Both Subject and List contain numbers, but these are really labels, so in R we need to turn them into factors:
tmp <- tapply(hearingaid$Score, hearingaid$List, mean)
hearingaid$List <- factor(hearingaid$List,
levels=order(tmp),
ordered = TRUE)
tmp <- tapply(hearingaid$Score, hearingaid$Subject, mean)
hearingaid$Subject <- factor(hearingaid$Subject,
levels=order(tmp),
ordered = TRUE)
ggplot(data=hearingaid, aes(List, Score)) +
geom_boxplot()
Also the summary table for List:
sum.tbl <-
data.frame(
List=c(3, 4, 2, 1),
n=as.integer(tapply(hearingaid$Score,
hearingaid$List,length)),
Mean=round(tapply(hearingaid$Score,
hearingaid$List, mean), 1),
Sd=round(tapply(hearingaid$Score,
hearingaid$List, sd), 2)
)
rownames(sum.tbl) <- NULL
kable.nice(sum.tbl)
List | n | Mean | Sd | |
---|---|---|---|---|
1 | 3 | 24 | 25.2 | 8.32 |
2 | 4 | 24 | 25.6 | 7.78 |
3 | 2 | 24 | 29.7 | 8.06 |
4 | 1 | 24 | 32.8 | 7.41 |
Notice the ordering by mean response.
Analogously to the previous discussion we can write the model for this data as
\[y_{ij}=\mu+\alpha_i+\beta_j+\epsilon_{ij}\]
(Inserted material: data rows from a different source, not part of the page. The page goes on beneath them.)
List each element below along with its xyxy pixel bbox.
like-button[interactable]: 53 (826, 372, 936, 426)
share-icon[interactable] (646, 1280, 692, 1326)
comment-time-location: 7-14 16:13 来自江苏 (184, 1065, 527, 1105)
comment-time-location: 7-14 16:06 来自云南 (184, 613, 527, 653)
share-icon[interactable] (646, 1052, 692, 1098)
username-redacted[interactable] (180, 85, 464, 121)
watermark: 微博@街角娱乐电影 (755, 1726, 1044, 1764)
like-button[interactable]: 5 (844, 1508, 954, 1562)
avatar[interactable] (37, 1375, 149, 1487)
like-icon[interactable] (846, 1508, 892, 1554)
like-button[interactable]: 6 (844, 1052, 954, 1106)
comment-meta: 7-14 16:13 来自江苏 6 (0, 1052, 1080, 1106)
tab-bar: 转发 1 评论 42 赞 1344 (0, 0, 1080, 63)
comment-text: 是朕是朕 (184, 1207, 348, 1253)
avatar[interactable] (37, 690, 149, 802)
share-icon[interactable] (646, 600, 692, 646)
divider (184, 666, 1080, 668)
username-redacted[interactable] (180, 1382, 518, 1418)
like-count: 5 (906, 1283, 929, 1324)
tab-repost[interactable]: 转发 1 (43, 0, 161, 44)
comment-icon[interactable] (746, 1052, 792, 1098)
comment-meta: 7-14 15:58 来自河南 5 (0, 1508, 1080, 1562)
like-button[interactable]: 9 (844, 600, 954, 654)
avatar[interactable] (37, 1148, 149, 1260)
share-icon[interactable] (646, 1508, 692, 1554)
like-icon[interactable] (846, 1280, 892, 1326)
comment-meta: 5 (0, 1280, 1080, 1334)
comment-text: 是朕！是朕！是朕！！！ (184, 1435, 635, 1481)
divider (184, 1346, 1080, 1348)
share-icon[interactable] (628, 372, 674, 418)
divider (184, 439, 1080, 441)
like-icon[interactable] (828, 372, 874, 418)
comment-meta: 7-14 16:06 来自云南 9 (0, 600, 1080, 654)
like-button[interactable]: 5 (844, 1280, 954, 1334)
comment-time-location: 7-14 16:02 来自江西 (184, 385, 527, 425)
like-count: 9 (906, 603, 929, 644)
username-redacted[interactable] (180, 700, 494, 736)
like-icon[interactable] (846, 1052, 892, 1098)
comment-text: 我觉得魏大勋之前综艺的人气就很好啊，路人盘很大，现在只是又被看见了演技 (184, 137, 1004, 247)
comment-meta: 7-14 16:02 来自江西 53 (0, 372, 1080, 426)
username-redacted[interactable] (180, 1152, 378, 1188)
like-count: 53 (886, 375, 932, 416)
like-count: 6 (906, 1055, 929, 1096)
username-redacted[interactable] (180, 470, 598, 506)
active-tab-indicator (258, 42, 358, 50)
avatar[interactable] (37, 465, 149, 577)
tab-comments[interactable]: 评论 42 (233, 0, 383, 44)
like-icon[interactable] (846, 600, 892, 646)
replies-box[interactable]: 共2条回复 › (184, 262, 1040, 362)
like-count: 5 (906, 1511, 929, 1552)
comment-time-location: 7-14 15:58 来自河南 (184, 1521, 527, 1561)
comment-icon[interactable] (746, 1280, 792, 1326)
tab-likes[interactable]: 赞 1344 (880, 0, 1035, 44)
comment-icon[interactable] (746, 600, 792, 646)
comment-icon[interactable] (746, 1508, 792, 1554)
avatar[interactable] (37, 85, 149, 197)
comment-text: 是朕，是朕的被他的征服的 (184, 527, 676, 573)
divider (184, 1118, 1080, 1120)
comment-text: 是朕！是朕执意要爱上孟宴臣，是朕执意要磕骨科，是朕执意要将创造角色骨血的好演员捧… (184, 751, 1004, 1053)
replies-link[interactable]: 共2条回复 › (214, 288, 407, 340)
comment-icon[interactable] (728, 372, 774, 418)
for i=1,..,4 and j=1,..,24
In matrix form we have
\[\pmb{y}= \begin{pmatrix} y_{1:1} \\ \vdots \\ y_{4:24} \end{pmatrix}\]
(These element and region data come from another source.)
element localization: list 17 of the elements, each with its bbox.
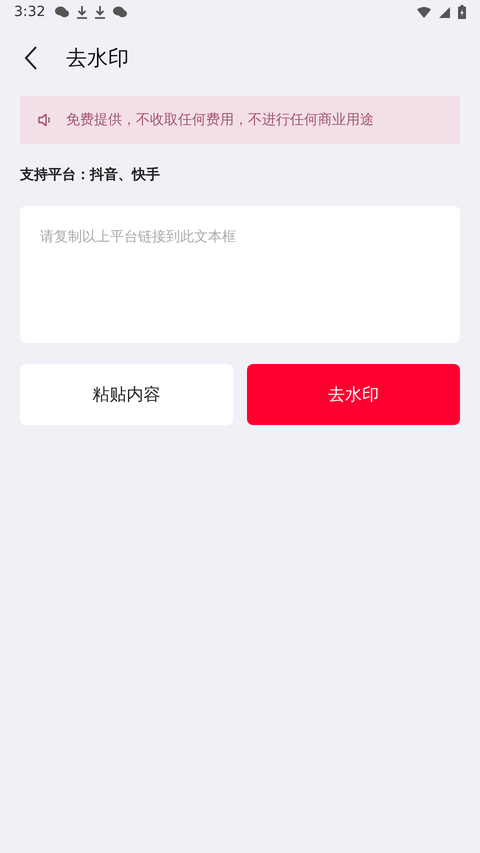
chat-icon <box>113 6 128 18</box>
platforms-label: 支持平台： <box>20 166 90 184</box>
link-input-field[interactable]: 请复制以上平台链接到此文本框 <box>20 206 460 343</box>
notice-text: 免费提供，不收取任何费用，不进行任何商业用途 <box>66 111 374 129</box>
download-icon <box>77 6 88 18</box>
paste-button[interactable]: 粘贴内容 <box>20 364 233 425</box>
chat-icon <box>55 6 70 18</box>
status-time: 3:32 <box>14 4 46 20</box>
page-title: 去水印 <box>66 45 129 72</box>
platforms-value: 抖音、快手 <box>90 166 160 184</box>
back-button[interactable] <box>24 46 38 70</box>
battery-icon <box>458 5 466 19</box>
wifi-icon <box>417 6 431 18</box>
speaker-icon <box>38 113 52 127</box>
remove-watermark-button[interactable]: 去水印 <box>247 364 460 425</box>
signal-icon <box>439 6 450 18</box>
download-icon <box>95 6 106 18</box>
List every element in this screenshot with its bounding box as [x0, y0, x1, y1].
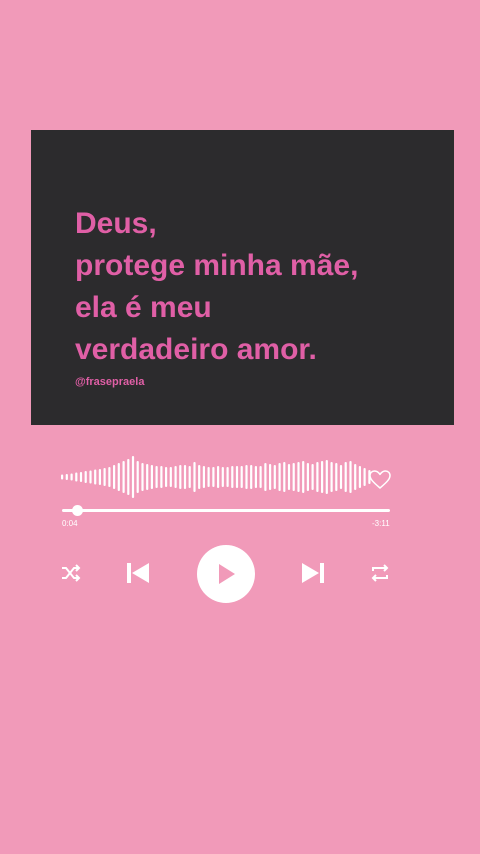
waveform-bar — [302, 461, 305, 493]
play-button[interactable] — [197, 545, 255, 603]
waveform-bar — [117, 463, 120, 491]
waveform-bar — [240, 466, 243, 488]
waveform-bar — [344, 462, 347, 492]
waveform-bar — [113, 465, 116, 489]
progress-bar[interactable] — [62, 509, 390, 512]
waveform-bar — [108, 467, 111, 487]
waveform-bar — [283, 462, 286, 492]
waveform-bar — [179, 465, 182, 489]
author-handle: @frasepraela — [75, 376, 145, 388]
waveform-bar — [141, 463, 144, 491]
waveform-bar — [254, 466, 257, 488]
waveform[interactable] — [60, 454, 372, 500]
waveform-bar — [354, 464, 357, 490]
waveform-bar — [193, 462, 196, 492]
waveform-bar — [89, 470, 92, 484]
waveform-bar — [335, 463, 338, 491]
quote-line: verdadeiro amor. — [75, 333, 317, 366]
waveform-bar — [207, 467, 210, 487]
waveform-bar — [79, 472, 83, 482]
waveform-bar — [70, 473, 73, 481]
waveform-bar — [165, 467, 168, 487]
waveform-bar — [65, 474, 68, 480]
waveform-bar — [174, 466, 177, 488]
elapsed-time: 0:04 — [62, 519, 78, 528]
waveform-bar — [61, 474, 64, 480]
waveform-bar — [94, 469, 97, 485]
waveform-bar — [155, 466, 158, 488]
quote-line: Deus, — [75, 207, 157, 240]
waveform-bar — [264, 463, 267, 491]
quote-line: ela é meu — [75, 291, 212, 324]
shuffle-icon[interactable] — [61, 564, 81, 582]
waveform-bar — [146, 464, 149, 490]
skip-previous-icon[interactable] — [126, 562, 150, 584]
waveform-bar — [287, 464, 291, 490]
waveform-bar — [339, 465, 343, 489]
waveform-bar — [250, 465, 253, 489]
waveform-bar — [306, 463, 309, 491]
repeat-icon[interactable] — [369, 563, 391, 583]
quote-text: Deus, protege minha mãe, ela é meu verda… — [75, 203, 358, 371]
waveform-bar — [316, 462, 319, 492]
waveform-bar — [226, 467, 229, 487]
skip-next-icon[interactable] — [301, 562, 325, 584]
waveform-bar — [231, 466, 234, 488]
waveform-bar — [297, 462, 300, 492]
waveform-bar — [75, 472, 78, 482]
waveform-bar — [169, 467, 172, 487]
waveform-bar — [103, 468, 106, 486]
waveform-bar — [292, 463, 295, 491]
waveform-bar — [321, 461, 324, 493]
waveform-bar — [202, 466, 205, 488]
quote-line: protege minha mãe, — [75, 249, 359, 282]
waveform-bar — [269, 464, 272, 490]
heart-icon[interactable] — [369, 470, 391, 490]
waveform-bar — [221, 467, 224, 487]
waveform-bar — [127, 459, 130, 495]
waveform-bar — [325, 460, 328, 494]
waveform-bar — [235, 466, 239, 488]
quote-card: Deus, protege minha mãe, ela é meu verda… — [31, 130, 454, 425]
waveform-bar — [183, 465, 187, 489]
waveform-bar — [98, 469, 101, 485]
waveform-bar — [358, 466, 361, 488]
waveform-bar — [273, 465, 276, 489]
waveform-bar — [131, 456, 135, 498]
progress-knob[interactable] — [71, 505, 83, 516]
waveform-bar — [259, 466, 262, 488]
waveform-bar — [278, 463, 281, 491]
waveform-bar — [363, 468, 366, 486]
waveform-bar — [212, 467, 215, 487]
remaining-time: -3:11 — [372, 519, 390, 528]
waveform-bar — [349, 461, 352, 493]
waveform-bar — [188, 466, 191, 488]
waveform-bar — [84, 471, 87, 483]
play-icon — [219, 564, 235, 584]
waveform-bar — [330, 462, 333, 492]
waveform-bar — [217, 466, 220, 488]
waveform-bar — [122, 461, 125, 493]
waveform-bar — [136, 461, 139, 493]
waveform-bar — [150, 465, 153, 489]
waveform-bar — [198, 465, 201, 489]
waveform-bar — [311, 464, 314, 490]
waveform-bar — [160, 466, 163, 488]
waveform-bar — [245, 465, 248, 489]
\[ \pmb{X} = \begin{pmatrix} 1 & 1& 0 & 0 & 0 & 1 & 0 & ... & 0\\ 1 & 1& 0 & 0 & 0 & 0 & 1 & ... & 0\\ \vdots & \vdots & \vdots & \vdots \\ 1 & 1& 0 & 0 & 0 & 0 & 0 & ... & 1\\ 1 & 0& 1 & 0 & 0 & 1 & 0 & ... & 0\\ \vdots & \vdots & \vdots & \vdots \\ 1 & 0& 0 & 0 & 1 & 0 & 0 & ... & 1\\ \end{pmatrix} \]
\[\pmb{\beta} = \begin{pmatrix} \mu & \alpha_1 & ... & \alpha_4 & \beta_1 & ... &\beta_{24}\end{pmatrix}'\]
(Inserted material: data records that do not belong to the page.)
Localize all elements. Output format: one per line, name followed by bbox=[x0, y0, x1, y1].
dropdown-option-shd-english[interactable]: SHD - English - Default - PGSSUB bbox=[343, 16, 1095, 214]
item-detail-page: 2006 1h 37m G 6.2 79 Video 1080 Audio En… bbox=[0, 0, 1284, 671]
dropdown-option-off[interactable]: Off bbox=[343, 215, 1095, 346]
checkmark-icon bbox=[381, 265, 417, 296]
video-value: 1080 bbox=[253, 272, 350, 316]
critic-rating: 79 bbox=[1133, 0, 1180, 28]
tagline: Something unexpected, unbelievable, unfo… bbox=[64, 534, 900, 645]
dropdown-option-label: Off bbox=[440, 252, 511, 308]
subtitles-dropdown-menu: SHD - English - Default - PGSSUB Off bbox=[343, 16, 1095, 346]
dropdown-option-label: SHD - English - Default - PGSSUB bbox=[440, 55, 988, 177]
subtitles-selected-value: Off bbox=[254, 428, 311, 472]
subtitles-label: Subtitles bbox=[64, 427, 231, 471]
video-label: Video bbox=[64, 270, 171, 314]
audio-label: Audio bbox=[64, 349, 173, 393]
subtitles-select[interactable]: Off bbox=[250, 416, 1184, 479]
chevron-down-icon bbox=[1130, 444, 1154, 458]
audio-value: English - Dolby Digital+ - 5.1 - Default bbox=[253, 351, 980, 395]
\[\pmb{\epsilon}= \begin{pmatrix} \epsilon_{11} \\ \vdots \\ \epsilon_{4:24} \end{pmatrix}\]
then the model is
\[\pmb{y}=\pmb{X\beta}+\pmb{\epsilon}\]
How can we create such a matrix \(\pmb{X}\) in R? Note for any block with 1’s in columns 2 to 5 the following column form a diagonal matrix. Let’s illustrate this with i=3,j=4 instead of 24, so it is easier to see:
make.X=function(I, J) {
X=NULL
for(i in 1:I) {
tmp=matrix(0, J, I)
tmp[, i]=1
X=rbind(X, cbind(tmp, diag(J)))
}
X=cbind(1, X)
X
}
make.X(3,4)
## [,1] [,2] [,3] [,4] [,5] [,6] [,7] [,8]
## [1,] 1 1 0 0 1 0 0 0
## [2,] 1 1 0 0 0 1 0 0
## [3,] 1 1 0 0 0 0 1 0
## [4,] 1 1 0 0 0 0 0 1
## [5,] 1 0 1 0 1 0 0 0
## [6,] 1 0 1 0 0 1 0 0
## [7,] 1 0 1 0 0 0 1 0
## [8,] 1 0 1 0 0 0 0 1
## [9,] 1 0 0 1 1 0 0 0
## [10,] 1 0 0 1 0 1 0 0
## [11,] 1 0 0 1 0 0 1 0
## [12,] 1 0 0 1 0 0 0 1
The rank of our matrix \(\pmb{X}\) is
qr(make.X(4,24))$rank
## [1] 27
but there are 29 (=1+4+28) parameters, so again not all can be estimated.